Wie das Beispiel oben zeigt, handelt Wendelin Wiedeking tatsächlich selbst danach. Aber er bekam tatsächlich immer wieder die Kurve. - Bisher jedenfalls. - "Befreien Sie sich von den Ratschlägen der Kleingeister und Bedenkenträger."

Da wurde z.B. beim Motor für Boxster und 996 eine riskante Entscheidung getroffen. Man wollte nicht nur den besten Motor, sondern auch den (in der Herstellung) billigsten. So kann z.B. der Kurbeltrieb komplett vormontiert zwischen die beiden Hälften des Motorgehäuses eingebaut werden. Das Motorgehäuse ist darum in der Mitte senkrecht geteilt. Und es weist auch noch eine andere Besonderheit auf, die es von anderen, alten wassergekühlten Vier- und Achtzyindermotoren von Porsche unterscheidet: deren Blöcke bestanden aus einer nicht billigen Aluminium-Silizium-Legierung. Beim Motor des Boxster und des 996 wird nun das widerstandsfähige Silizium, das gebraucht wird, um eine verschleißfeste Oberfläche für die Zylinderlaufbahnen zu schaffen, exakt dort eingelagert, wo es gebraucht wird: in den Laufbuchsen. Die werden beim neuen Porsche-Motor in die Gußform des Gehäuses eingelegt und in einem speziellen Gußverfahren (squeeze-in-casting, ein Niederdruckverfahren) mit Aluminium umgossen. So lassen sich die Zylinderblockteile besser bearbeiten, weil sie (ohne das Silizium) weniger spröde sind, während die Oberflächen der Laufflächen sich nun auch mit geradezu idealen Eigenschaften präsentieren: die Lokasil-Laufbuchsen bieten geringere Reibwerte, damit geringeren Verschleiß, was auch auf bessere Verbrauchswerte hinausläuft.
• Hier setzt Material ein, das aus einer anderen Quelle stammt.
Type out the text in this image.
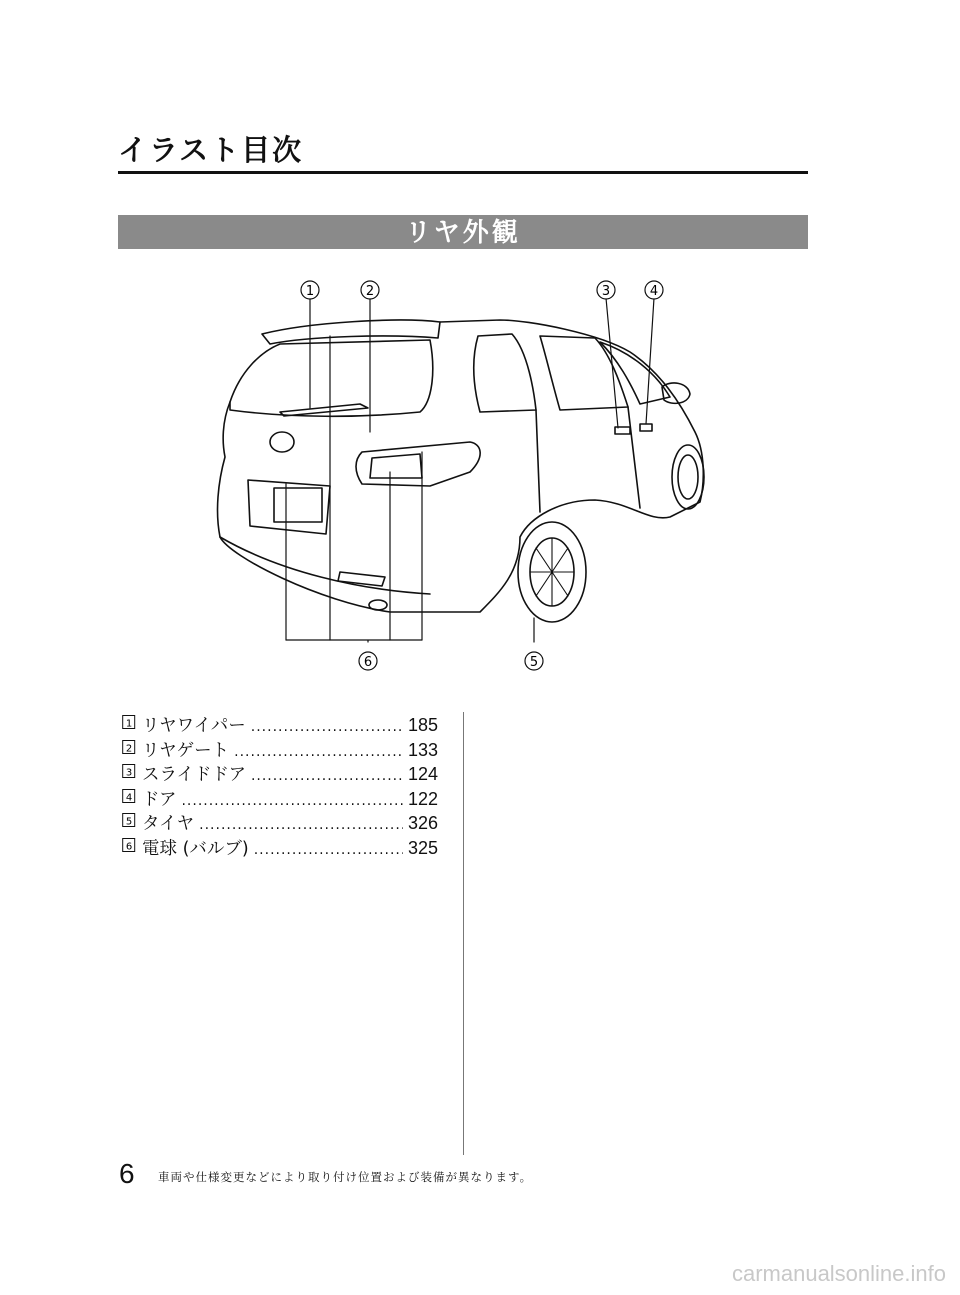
イラスト目次
リヤ外観
1	2	3	4
5
6
1 リヤワイパー .....	185
2 リヤゲート .....	133
3 スライドドア .....	124
4 ドア .....	122
5 タイヤ .....	326
6 電球 (バルブ) .....	325
6 車両や仕様変更などにより取り付け位置および装備が異なります。
carmanualsonline.info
Kolbenschmidt in Neckarsulm hat - soweit wir das recherchieren konnten (s. "Guten Tag") - so um 10 Millionen für das Produktions-Instrumentarium der Porsche-Zyinderblockteile aufgewendet. Und Porsche ist der erste Hersteller, der die Vorteile des neuen Verfahrens für sich nutzen wollte. Ein Nachteil - wie sich erst heute herausstellt: nur Kolbenschmidt kann diese Produktion derzeit durchführen. Und wenn es mal dort mit der Produktion nicht klappen sollte... -

Dieser Fall ist eingetreten! Und er ist an den Zulassungszahlen abzulesen. (So ist auch Motor-KRITIK auf dieses Thema gestoßen.) Allein im April dieses Jahres mußte Porsche einen Zulassungsrückgang seiner Fahrzeuge gegenüber dem gleichen Monat des Vorjahres um 21 Prozent hinnehmen. - Wie ist so etwas erklärlich, wenn es riesenlange Lieferzeiten gibt, also - angeblich - Bestellungen für Neufahrzeuge mehr als genug vorliegen? - Im ersten Quartal 1998 ließ Porsche in unserem Land um 15,7 Prozent weniger Fahrzeuge zu als im letzten Jahr!
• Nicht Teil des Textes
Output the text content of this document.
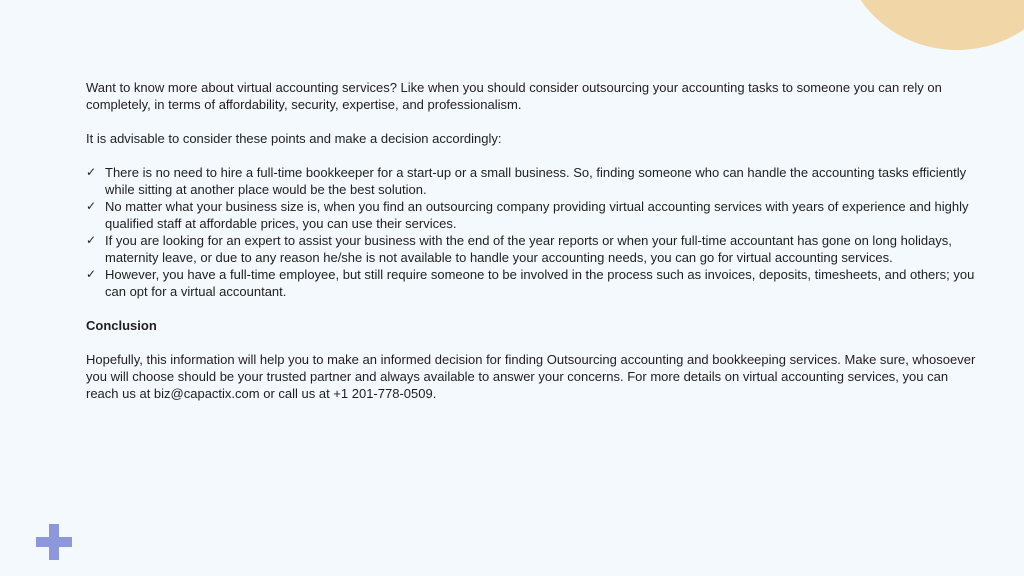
Want to know more about virtual accounting services? Like when you should consider outsourcing your accounting tasks to someone you can rely on completely, in terms of affordability, security, expertise, and professionalism.

It is advisable to consider these points and make a decision accordingly:

✓ There is no need to hire a full-time bookkeeper for a start-up or a small business. So, finding someone who can handle the accounting tasks efficiently while sitting at another place would be the best solution.
✓ No matter what your business size is, when you find an outsourcing company providing virtual accounting services with years of experience and highly qualified staff at affordable prices, you can use their services.
✓ If you are looking for an expert to assist your business with the end of the year reports or when your full-time accountant has gone on long holidays, maternity leave, or due to any reason he/she is not available to handle your accounting needs, you can go for virtual accounting services.
✓ However, you have a full-time employee, but still require someone to be involved in the process such as invoices, deposits, timesheets, and others; you can opt for a virtual accountant.

Conclusion

Hopefully, this information will help you to make an informed decision for finding Outsourcing accounting and bookkeeping services. Make sure, whosoever you will choose should be your trusted partner and always available to answer your concerns. For more details on virtual accounting services, you can reach us at biz@capactix.com or call us at +1 201-778-0509.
Der Grund liegt nach unseren Recherchen bei Kolbenschmidt. Der Ausschuß bei den produzierten Zylinderblöcken ist zu hoch. Nach Motor-KRITIK-Informationen liegt er bei 35 - 40 Prozent. Das heißt nichts anderes, als daß 35 - 40 Prozent aller produzierten Teile wieder eingeschmolzen werden müssen. Was da an Stückzahlen für die Produktion der Motoren übrig bleibt, reicht einfach nicht. Da die Produktion von Boxster - der ja auch in Finnland gebaut wird - und des 996 aber große Stückzahlen dieser wichtigen Basis- Motorenteile benötigen... -

Das Ganze hatte sich inzwischen fast zum (der Öffentlichkeit bisher verborgen gebliebenem) Drama entwickelt. Da standen die Fertigungsbänder bei Porsche, aber auch bei Valmet in Uusikaupunki/Finnland tagelang still. Vornehmlich in Finnland ruhte die Produktion, weil es da auch unauffälliger ist. Um keine zu hohen Einbußen hinnehmen zu müssen, hatte Porsche natürlich zunächst die Produktion des Boxsters gestoppt und alle guten Zylinderblockteile zunächst für die Produktion des gewinnträchtigeren 996 verwendet.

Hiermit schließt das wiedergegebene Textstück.